‘I Go to UVA,’ Martese Johnson’s Cry of Millennial Disbelief

Martese Johnson, 20, learned a lesson many before him have been taught: that African-American achievements and accomplishments are not a shield against a racist system.

Bryan Beaubrun/Twitter

Earlier this week I participated in a PBS NewsHour Twitter chat on race and millennials. We discussed members of the University of Oklahoma’s Sigma Alpha Epsilon chapter, a white fraternity founded in the antebellum South, being caught on video singing one of their traditional songs about hanging “niggers” from trees.

The chat was partially built on the findings of a 2010 Pew Research Center survey, which suggested that young adults under 30 are more progressive about race, and how those findings (failed to) align with the blatant bigotry displayed by SAE.

This discussion feels even more important, the insight shared even more urgent, in light of the recent video showing Virginia Department of Alcoholic Beverage Control officers arresting University of Virginia student Martese Johnson so violently that he required 10 stitches for cuts on his head.

His crime? Being African American and having the audacity to participate in St. Patrick’s Day festivities along with his white peers, many of whom can be seen making their escape, one even posing for the camera, as Johnson is handcuffed by a white officer and is getting his skull pounded into the ground by the other.

“I go to UVA! I go to UVA! How did this happen, you f–king racists? How does this happen?”

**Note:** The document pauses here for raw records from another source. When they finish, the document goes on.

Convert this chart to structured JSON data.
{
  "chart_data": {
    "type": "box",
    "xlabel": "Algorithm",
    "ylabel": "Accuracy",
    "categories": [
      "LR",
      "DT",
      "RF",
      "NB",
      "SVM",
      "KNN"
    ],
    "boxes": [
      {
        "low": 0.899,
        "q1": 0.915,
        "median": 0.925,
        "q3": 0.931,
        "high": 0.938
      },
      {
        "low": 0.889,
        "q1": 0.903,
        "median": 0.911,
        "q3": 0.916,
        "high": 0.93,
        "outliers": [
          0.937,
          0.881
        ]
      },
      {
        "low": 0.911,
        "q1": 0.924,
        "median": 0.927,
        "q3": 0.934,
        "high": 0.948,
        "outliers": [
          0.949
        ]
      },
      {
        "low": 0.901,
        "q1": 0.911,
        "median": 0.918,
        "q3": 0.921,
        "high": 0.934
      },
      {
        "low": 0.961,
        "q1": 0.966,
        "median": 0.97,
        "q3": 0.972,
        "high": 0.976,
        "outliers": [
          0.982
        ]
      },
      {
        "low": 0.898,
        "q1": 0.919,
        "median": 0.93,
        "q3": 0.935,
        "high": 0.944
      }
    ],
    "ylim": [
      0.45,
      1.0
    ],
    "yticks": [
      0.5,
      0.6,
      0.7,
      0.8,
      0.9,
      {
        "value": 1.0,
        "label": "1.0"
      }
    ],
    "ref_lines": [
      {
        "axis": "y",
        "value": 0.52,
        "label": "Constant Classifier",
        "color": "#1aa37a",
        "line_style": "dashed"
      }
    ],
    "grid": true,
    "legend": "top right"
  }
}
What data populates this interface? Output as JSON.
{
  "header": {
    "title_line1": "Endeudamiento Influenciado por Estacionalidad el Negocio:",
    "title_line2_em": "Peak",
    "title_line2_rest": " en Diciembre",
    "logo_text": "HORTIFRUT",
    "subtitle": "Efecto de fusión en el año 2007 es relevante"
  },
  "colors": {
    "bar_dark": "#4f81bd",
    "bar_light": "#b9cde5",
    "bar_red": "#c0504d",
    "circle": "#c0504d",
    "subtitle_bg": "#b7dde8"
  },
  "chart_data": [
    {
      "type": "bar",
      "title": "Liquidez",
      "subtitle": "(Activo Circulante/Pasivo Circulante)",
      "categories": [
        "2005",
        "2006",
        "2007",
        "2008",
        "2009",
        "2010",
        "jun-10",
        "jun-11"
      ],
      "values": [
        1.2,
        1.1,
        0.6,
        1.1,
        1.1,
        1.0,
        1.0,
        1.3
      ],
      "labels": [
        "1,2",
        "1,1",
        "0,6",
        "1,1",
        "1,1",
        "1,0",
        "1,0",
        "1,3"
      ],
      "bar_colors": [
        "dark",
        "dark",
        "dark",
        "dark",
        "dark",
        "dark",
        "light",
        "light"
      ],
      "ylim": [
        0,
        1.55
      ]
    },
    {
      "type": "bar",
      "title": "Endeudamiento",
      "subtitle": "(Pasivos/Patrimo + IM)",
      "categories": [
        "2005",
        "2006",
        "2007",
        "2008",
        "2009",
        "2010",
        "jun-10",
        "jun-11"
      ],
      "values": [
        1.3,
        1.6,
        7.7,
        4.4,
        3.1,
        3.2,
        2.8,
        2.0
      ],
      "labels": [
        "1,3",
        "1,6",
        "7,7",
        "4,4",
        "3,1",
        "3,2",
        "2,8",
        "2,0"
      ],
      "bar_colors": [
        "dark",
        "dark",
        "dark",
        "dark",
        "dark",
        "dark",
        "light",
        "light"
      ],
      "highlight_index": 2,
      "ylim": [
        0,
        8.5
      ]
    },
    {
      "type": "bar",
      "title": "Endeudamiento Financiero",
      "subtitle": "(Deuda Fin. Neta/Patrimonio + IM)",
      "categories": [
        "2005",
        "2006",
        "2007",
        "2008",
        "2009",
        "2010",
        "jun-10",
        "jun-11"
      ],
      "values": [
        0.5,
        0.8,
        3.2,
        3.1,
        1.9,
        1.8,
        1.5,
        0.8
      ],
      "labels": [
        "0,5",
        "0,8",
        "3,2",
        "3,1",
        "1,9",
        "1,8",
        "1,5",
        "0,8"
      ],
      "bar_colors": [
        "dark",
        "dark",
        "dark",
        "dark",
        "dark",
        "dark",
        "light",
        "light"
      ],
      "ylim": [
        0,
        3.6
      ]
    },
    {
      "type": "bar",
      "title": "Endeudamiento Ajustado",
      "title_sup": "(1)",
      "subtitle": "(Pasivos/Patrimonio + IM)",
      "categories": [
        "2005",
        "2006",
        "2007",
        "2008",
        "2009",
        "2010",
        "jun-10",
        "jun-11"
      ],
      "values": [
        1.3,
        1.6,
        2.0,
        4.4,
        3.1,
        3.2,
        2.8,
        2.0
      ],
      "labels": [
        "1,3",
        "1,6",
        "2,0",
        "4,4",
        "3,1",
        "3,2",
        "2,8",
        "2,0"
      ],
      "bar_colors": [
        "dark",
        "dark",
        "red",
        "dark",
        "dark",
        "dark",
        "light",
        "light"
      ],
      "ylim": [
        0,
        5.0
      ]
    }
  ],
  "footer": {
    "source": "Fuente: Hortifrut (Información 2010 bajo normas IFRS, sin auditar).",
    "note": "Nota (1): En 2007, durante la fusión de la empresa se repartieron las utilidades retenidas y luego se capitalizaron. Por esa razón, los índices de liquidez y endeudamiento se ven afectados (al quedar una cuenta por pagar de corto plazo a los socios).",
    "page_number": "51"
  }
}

Unfortunately, the terrorism that the 20-year-old Johnson experienced is not unique. A historical tableau was once again captured by modern technology—a violent white man, drunk on his own power, leaning menacingly over his bloodied black victim. Johnson’s desperate cry of rage is punctuated by post-racial millennial disbelief, and his violent discovery that cosmetic tolerance is a form of tokenism. The presence of black bodies at an institution of higher learning, which operates within a system of white supremacy, does nothing to change the system itself.

That’s how that happens.

Despite the American pie shoveled down the throats of African Americans, its sweetness often disguising the poison, this country is not a black-and-white meritocracy. If we work hard, dress well and speak correctly by white American standards, we still will not be safe from being assaulted by thugs with badges; nor will our success be assured. No, for many in black America, the world is instead red and gray—our blood spilled on dirty pavements across this country and splashed in mainstream media as if our lives, our deaths and our pain were a National Geographic special.

Johnson’s accolades and achievements have been widely heralded in an attempt to fan the flames of outrage over the horrific abuse he suffered, as if we need to know he’s “good” in order to know he matters. Johnson was photographed holding a sign that read, “I am the only black student on the honor committee, but I’m not the only honorable black student at UVA.”

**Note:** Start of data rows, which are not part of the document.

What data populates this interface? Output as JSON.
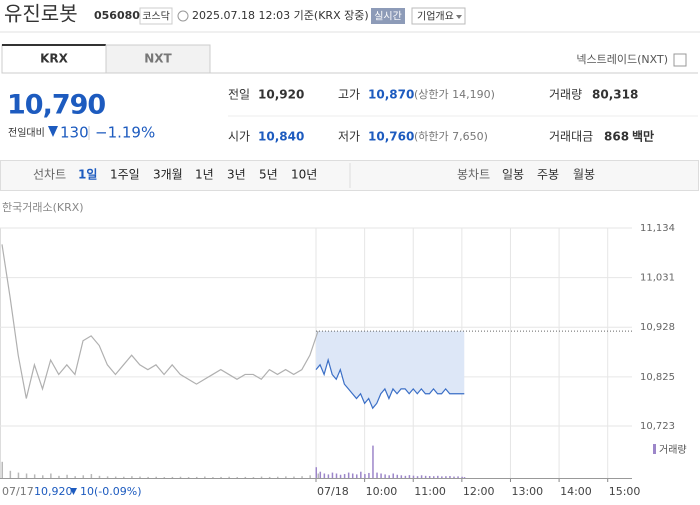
{
  "header": {
    "name": "유진로봇",
    "code": "056080",
    "market": "코스닥",
    "timestamp": "2025.07.18 12:03 기준(KRX 장중)",
    "realtime": "실시간",
    "company_info": "기업개요"
  },
  "tabs": [
    "KRX",
    "NXT"
  ],
  "nxt_link": "넥스트레이드(NXT)",
  "price": {
    "current": "10,790",
    "change_label": "전일대비",
    "change": "130",
    "change_pct": "−1.19%"
  },
  "stats": [
    {
      "label": "전일",
      "value": "10,920"
    },
    {
      "label": "고가",
      "value": "10,870",
      "note": "(상한가 14,190)"
    },
    {
      "label": "거래량",
      "value": "80,318"
    },
    {
      "label": "시가",
      "value": "10,840"
    },
    {
      "label": "저가",
      "value": "10,760",
      "note": "(하한가 7,650)"
    },
    {
      "label": "거래대금",
      "value": "868",
      "unit": "백만"
    }
  ],
  "periods": {
    "line_label": "선차트",
    "line": [
      "1일",
      "1주일",
      "3개월",
      "1년",
      "3년",
      "5년",
      "10년"
    ],
    "candle_label": "봉차트",
    "candle": [
      "일봉",
      "주봉",
      "월봉"
    ]
  },
  "footer": {
    "date": "07/17",
    "close": "10,920",
    "change": "10",
    "change_pct": "(-0.09%)"
  },
  "chart_data": {
    "type": "line",
    "source": "한국거래소(KRX)",
    "reference": 10920,
    "ylim": [
      10723,
      11134
    ],
    "yticks": [
      {
        "value": 11134,
        "label": "11,134"
      },
      {
        "value": 11031,
        "label": "11,031"
      },
      {
        "value": 10928,
        "label": "10,928"
      },
      {
        "value": 10825,
        "label": "10,825"
      },
      {
        "value": 10723,
        "label": "10,723"
      }
    ],
    "xticks": [
      {
        "value": "09:00",
        "label": "07/18"
      },
      "10:00",
      "11:00",
      "12:00",
      "13:00",
      "14:00",
      "15:00"
    ],
    "series": [
      {
        "color": "#b0b0b0",
        "x": [
          "09:00",
          "09:10",
          "09:20",
          "09:30",
          "09:40",
          "09:50",
          "10:00",
          "10:10",
          "10:20",
          "10:30",
          "10:40",
          "10:50",
          "11:00",
          "11:10",
          "11:20",
          "11:30",
          "11:40",
          "11:50",
          "12:00",
          "12:10",
          "12:20",
          "12:30",
          "12:40",
          "12:50",
          "13:00",
          "13:10",
          "13:20",
          "13:30",
          "13:40",
          "13:50",
          "14:00",
          "14:10",
          "14:20",
          "14:30",
          "14:40",
          "14:50",
          "15:00",
          "15:10",
          "15:20",
          "15:30"
        ],
        "values": [
          11100,
          10990,
          10870,
          10780,
          10850,
          10800,
          10860,
          10830,
          10850,
          10830,
          10900,
          10910,
          10890,
          10850,
          10830,
          10850,
          10870,
          10850,
          10840,
          10850,
          10830,
          10850,
          10830,
          10820,
          10810,
          10820,
          10830,
          10840,
          10830,
          10820,
          10830,
          10830,
          10820,
          10840,
          10830,
          10840,
          10830,
          10840,
          10870,
          10920
        ]
      },
      {
        "color": "#3b6fc6",
        "x": [
          "09:00",
          "09:05",
          "09:10",
          "09:15",
          "09:20",
          "09:25",
          "09:30",
          "09:35",
          "09:40",
          "09:45",
          "09:50",
          "09:55",
          "10:00",
          "10:05",
          "10:10",
          "10:15",
          "10:20",
          "10:25",
          "10:30",
          "10:35",
          "10:40",
          "10:45",
          "10:50",
          "10:55",
          "11:00",
          "11:05",
          "11:10",
          "11:15",
          "11:20",
          "11:25",
          "11:30",
          "11:35",
          "11:40",
          "11:45",
          "11:50",
          "11:55",
          "12:00",
          "12:03"
        ],
        "values": [
          10840,
          10850,
          10830,
          10860,
          10830,
          10820,
          10840,
          10810,
          10800,
          10790,
          10780,
          10790,
          10770,
          10780,
          10760,
          10770,
          10790,
          10800,
          10780,
          10800,
          10790,
          10800,
          10800,
          10790,
          10800,
          10790,
          10800,
          10790,
          10790,
          10800,
          10790,
          10790,
          10800,
          10790,
          10790,
          10790,
          10790,
          10790
        ]
      }
    ],
    "volume": {
      "name": "거래량",
      "ylim": [
        0,
        20000
      ],
      "series": [
        {
          "color": "#b8b8b8",
          "values": [
            9000,
            4000,
            3000,
            2500,
            2000,
            1500,
            2500,
            1200,
            1800,
            1000,
            1500,
            2200,
            1200,
            900,
            800,
            700,
            1000,
            800,
            600,
            700,
            500,
            600,
            700,
            500,
            600,
            800,
            500,
            600,
            700,
            500,
            600,
            500,
            800,
            600,
            700,
            900,
            800,
            1000,
            1500,
            2500
          ]
        },
        {
          "color": "#9c86c9",
          "values": [
            6000,
            3500,
            2500,
            2000,
            3000,
            2500,
            1800,
            2200,
            3000,
            2500,
            2000,
            3500,
            2200,
            2800,
            18000,
            3000,
            2500,
            2000,
            1500,
            2500,
            1800,
            1500,
            1200,
            1600,
            1300,
            1000,
            1500,
            1200,
            1100,
            1000,
            1200,
            900,
            1000,
            1100,
            800,
            900,
            700,
            500
          ]
        }
      ]
    }
  }
}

The image—simultaneously evoking respectability and solidarity—draws, perhaps inadvertently, a sharp line of demarcation between Johnson and Michael Brown, whom the Washington Post’s Jonathan Capehart ignorantly called a “flawed” symbol of the #BlackLivesMatter movement. The illumination of Johnson’s exceptional blackness appears positioned to provide the movement with a “better” symbol, one that systemic racism can tolerate within its folds.